Should you love or fear the boss?
In a Harvard Business Review article entitled Love and Fear and the Modern Boss, Scott Snook writes:
Five hundred years ago, Niccolò Machiavelli posed the question of whether it is better for a leader to be loved or feared, concluding that if you can’t be both (and few people can), being feared is more effective.
Snook’s basic thesis is fear was the dominant management model until a generation ago but that today’s information economy requires leaders to show a softer side. He claims the strict rules and productivity metrics typically associated with fear-based leadership might work for factory assembly lines and risk-averse nuclear power plants but are not appropriate for knowledge workers who interact with customers or for creative fields like advertising. Although Snook doesn’t say it explicitly, he seems to be supporting Deming’s recommendation to eliminate management by objectives.
In both cases, the challenge with strict rules and productivity measures is they tend to measure outputs of activities instead of outcomes which deliver impact. Contact centers often miss this difference and choose metrics like ‘average length of call.’ Unfortunately, length of call tends to have a negative correlation to customer satisfaction. Customers care more about how long they have to wait to get their question answered and whether they get the right answers the first time, than they do about length of the call.
To me, the choice of leadership style is less about whether employees love or fear the boss and more about when to institute tight controls and when to have looser ones. When I teach my class on cascading strategy, I claim there are valid reasons to use multiple approaches: identical, shared, contributory, or unique. These four approaches occupy a spectrum of tighter to looser controls.
My own management style is probably somewhere in the middle of this spectrum with an emphasis on a few looser controls. As a result, I tend to choose more contributory and unique cascades. However, in times of crisis, I find myself switching to identical and shared objectives. In each case, I’m sending a signal as to what the highest priorities are at that moment in time.
The most important role of a leader is to ensure the organization is aligned on priorities. Perhaps this is the performance management reinterpretation of the old saying: love me or fear me but just don’t ignore me.
Interesting , but I think it is not like … love or fear … it is only love .. i.e Unconditional Love (80%) and Conditional Love ( 20%) , where conditional love can be equivalent to the yester-year fear-based -strategies..just…..to ensure some accountability….
I see it like this because today information is by-far freely available to anyone and everyone….. So being a leader demands visioneering where the team needs to be ushered with love , where team have only information and not the clear direction …. as to how to apply to reach the common goal. If fear is applied then team members opt quickly towards their personal goals.
interesting about your class . . . maybe you cover this in it. but, i can’t see how we can or even should generalize best leadership style. generally, i think its like sales; you either have this ability or you don’t. i say this not that people can not be trained but i don’t think you can train someone to be a salesperson or a leader. you can train people to be better at a natural skill. in some cases and industries love and hate could work equally well.

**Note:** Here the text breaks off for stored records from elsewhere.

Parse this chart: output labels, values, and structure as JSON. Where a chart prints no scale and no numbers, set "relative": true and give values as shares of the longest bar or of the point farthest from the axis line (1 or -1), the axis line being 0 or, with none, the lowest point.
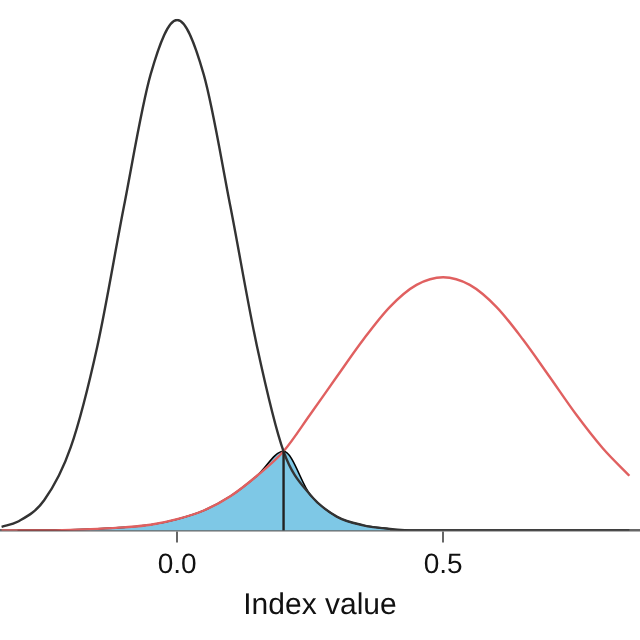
{
  "chart_data": {
    "type": "line",
    "xlabel": "Index value",
    "relative": true,
    "grid": false,
    "legend": false,
    "marker": "none",
    "line_style": "solid",
    "x": [
      -0.33,
      -0.3,
      -0.25,
      -0.2,
      -0.15,
      -0.1,
      -0.05,
      0,
      0.05,
      0.1,
      0.15,
      0.2,
      0.25,
      0.3,
      0.35,
      0.4,
      0.45,
      0.5,
      0.55,
      0.6,
      0.65,
      0.7,
      0.75,
      0.8,
      0.85
    ],
    "xlim": [
      -0.333,
      0.87
    ],
    "xticks": [
      {
        "value": 0,
        "label": "0.0"
      },
      0.5
    ],
    "series": [
      {
        "type": "area",
        "color": "#7ec8e6",
        "x": [
          -0.3,
          -0.25,
          -0.2,
          -0.15,
          -0.1,
          -0.05,
          0,
          0.05,
          0.1,
          0.15,
          0.2,
          0.25,
          0.3,
          0.35,
          0.4
        ],
        "values": [
          0,
          0,
          0.001,
          0.003,
          0.006,
          0.011,
          0.022,
          0.039,
          0.067,
          0.107,
          0.155,
          0.07,
          0.027,
          0.01,
          0.003
        ]
      },
      {
        "color": "#333333",
        "values": [
          0.007,
          0.017,
          0.059,
          0.163,
          0.361,
          0.635,
          0.893,
          1,
          0.893,
          0.635,
          0.361,
          0.155,
          0.07,
          0.027,
          0.01,
          0.003,
          0,
          0,
          0,
          0,
          0,
          0,
          0,
          0,
          0
        ]
      },
      {
        "color": "#e06060",
        "values": [
          0,
          0,
          0,
          0.001,
          0.003,
          0.006,
          0.011,
          0.022,
          0.039,
          0.067,
          0.107,
          0.155,
          0.227,
          0.301,
          0.374,
          0.438,
          0.481,
          0.496,
          0.481,
          0.438,
          0.374,
          0.301,
          0.227,
          0.161,
          0.107
        ]
      }
    ],
    "ref_lines": [
      {
        "axis": "x",
        "value": 0.2,
        "color": "#222222"
      }
    ]
  }
}
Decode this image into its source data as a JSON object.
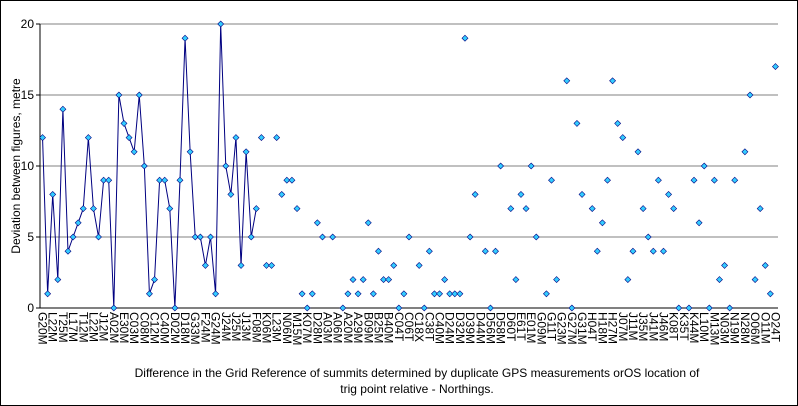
{
  "chart_data": {
    "type": "line",
    "xlabel": [
      "Difference in the Grid Reference of summits determined by duplicate GPS measurements orOS location of",
      "trig point relative - Northings."
    ],
    "ylabel": "Deviation between figures, metre",
    "ylim": [
      0,
      20
    ],
    "yticks": [
      0,
      5,
      10,
      15,
      20
    ],
    "grid": true,
    "categories": [
      "G20M",
      null,
      "L22M",
      null,
      "T25M",
      null,
      "L17M",
      null,
      "T12M",
      null,
      "L22M",
      null,
      "J12M",
      null,
      "A02M",
      null,
      "E30M",
      null,
      "C03M",
      null,
      "C08M",
      null,
      "C12M",
      null,
      "C40M",
      null,
      "D02M",
      null,
      "D18M",
      null,
      "G33M",
      null,
      "F24M",
      null,
      "G24M",
      null,
      "J24M",
      null,
      "J25M",
      null,
      "J13M",
      null,
      "F08M",
      null,
      "K06M",
      null,
      "L23M",
      null,
      "N06M",
      null,
      "M15M",
      null,
      "K07M",
      null,
      "D28M",
      null,
      "A03M",
      null,
      "A06M",
      null,
      "A20M",
      null,
      "A29M",
      null,
      "B09M",
      null,
      "B25M",
      null,
      "B40M",
      null,
      "C04T",
      null,
      "C06T",
      null,
      "C18X",
      null,
      "C38T",
      null,
      "C40M",
      null,
      "D24M",
      null,
      "D32M",
      null,
      "D39M",
      null,
      "D44M",
      null,
      "D56M",
      null,
      "D58M",
      null,
      "D60T",
      null,
      "E61T",
      null,
      "E01M",
      null,
      "G09M",
      null,
      "G11T",
      null,
      "G23M",
      null,
      "G27M",
      null,
      "G31M",
      null,
      "H04T",
      null,
      "H18M",
      null,
      "H27M",
      null,
      "J07M",
      null,
      "J11M",
      null,
      "J35M",
      null,
      "J41M",
      null,
      "J46M",
      null,
      "K08T",
      null,
      "K35T",
      null,
      "K44M",
      null,
      "L10M",
      null,
      "M13M",
      null,
      "N03M",
      null,
      "N19M",
      null,
      "N28M",
      null,
      "O06M",
      null,
      "O11M",
      null,
      "O24T"
    ],
    "series": [
      {
        "color": "#000080",
        "marker_color": "#33ccff",
        "line": true,
        "values": [
          12,
          1,
          8,
          2,
          14,
          4,
          5,
          6,
          7,
          12,
          7,
          5,
          9,
          9,
          0,
          15,
          13,
          12,
          11,
          15,
          10,
          1,
          2,
          9,
          9,
          7,
          0,
          9,
          19,
          11,
          5,
          5,
          3,
          5,
          1,
          20,
          10,
          8,
          12,
          3,
          11,
          5,
          7,
          null,
          null,
          null,
          null,
          null,
          null,
          null,
          null,
          null,
          null,
          null,
          null,
          null,
          null,
          null,
          null,
          null,
          null,
          null,
          null,
          null,
          null,
          null,
          null,
          null,
          null,
          null,
          null,
          null,
          null,
          null,
          null,
          null,
          null,
          null,
          null,
          null,
          null,
          null,
          null,
          null,
          null,
          null,
          null,
          null,
          null,
          null,
          null,
          null,
          null,
          null,
          null,
          null,
          null,
          null,
          null,
          null,
          null,
          null,
          null,
          null,
          null,
          null,
          null,
          null,
          null,
          null,
          null,
          null,
          null,
          null,
          null,
          null,
          null,
          null,
          null,
          null,
          null,
          null,
          null,
          null,
          null,
          null,
          null,
          null,
          null,
          null,
          null,
          null,
          null,
          null,
          null,
          null,
          null,
          null,
          null,
          null,
          null,
          null,
          null,
          null,
          null
        ]
      },
      {
        "color": "#000080",
        "marker_color": "#33ccff",
        "line": false,
        "values": [
          null,
          null,
          null,
          null,
          null,
          null,
          null,
          null,
          null,
          null,
          null,
          null,
          null,
          null,
          null,
          null,
          null,
          null,
          null,
          null,
          null,
          null,
          null,
          null,
          null,
          null,
          null,
          null,
          null,
          null,
          null,
          null,
          null,
          null,
          null,
          null,
          null,
          null,
          null,
          null,
          null,
          null,
          null,
          12,
          3,
          3,
          12,
          8,
          9,
          9,
          7,
          1,
          0,
          1,
          6,
          5,
          null,
          5,
          null,
          0,
          1,
          2,
          1,
          2,
          6,
          1,
          4,
          2,
          2,
          3,
          0,
          1,
          5,
          null,
          3,
          0,
          4,
          1,
          1,
          2,
          1,
          1,
          1,
          19,
          5,
          8,
          null,
          4,
          0,
          4,
          10,
          null,
          7,
          2,
          8,
          7,
          10,
          5,
          null,
          1,
          9,
          2,
          null,
          16,
          0,
          13,
          8,
          null,
          7,
          4,
          6,
          9,
          16,
          13,
          12,
          2,
          4,
          11,
          7,
          5,
          4,
          9,
          4,
          8,
          7,
          0,
          null,
          0,
          9,
          6,
          10,
          0,
          9,
          2,
          3,
          0,
          9,
          null,
          11,
          15,
          2,
          7,
          3,
          1,
          17
        ]
      }
    ]
  }
}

but to your point about metrics perhaps we’ve gone too far in measuring these kinds of things. how can you measure impact? its definitely not easy and no one way that works for everyone. sounds like that is the topic of cascading objectives? how do we sign up for the class???
Kellie, in this class I don’t try to teach leadership or even recommend a particular style. Rather, I try to answer the question: “How do I better align everyone (employees, partners, etc) so that they are working towards a common outcome?” You choose a style to cause this to happen and I suggest some strategy techniques that will reinforce it.
As for measuring impact, I teach a separate class on the difference between output measures that monitor activities vs outcome KPIs that measure impact. I’ve given class through ALI and PI, in the past, and I’m thinking about doing it at work as well.
While leadership is often thought of a vague subject, it’s really a lifelong journey of self-improvement in the area of leading teams to achieving your goals. we can all improve our leadership through the study of the principles and some self-awareness and the willingness to apply these ideas in our teams.
Adopting the right leadership is a skill we need to develop and then choose to deploy the best style for our team’s situation.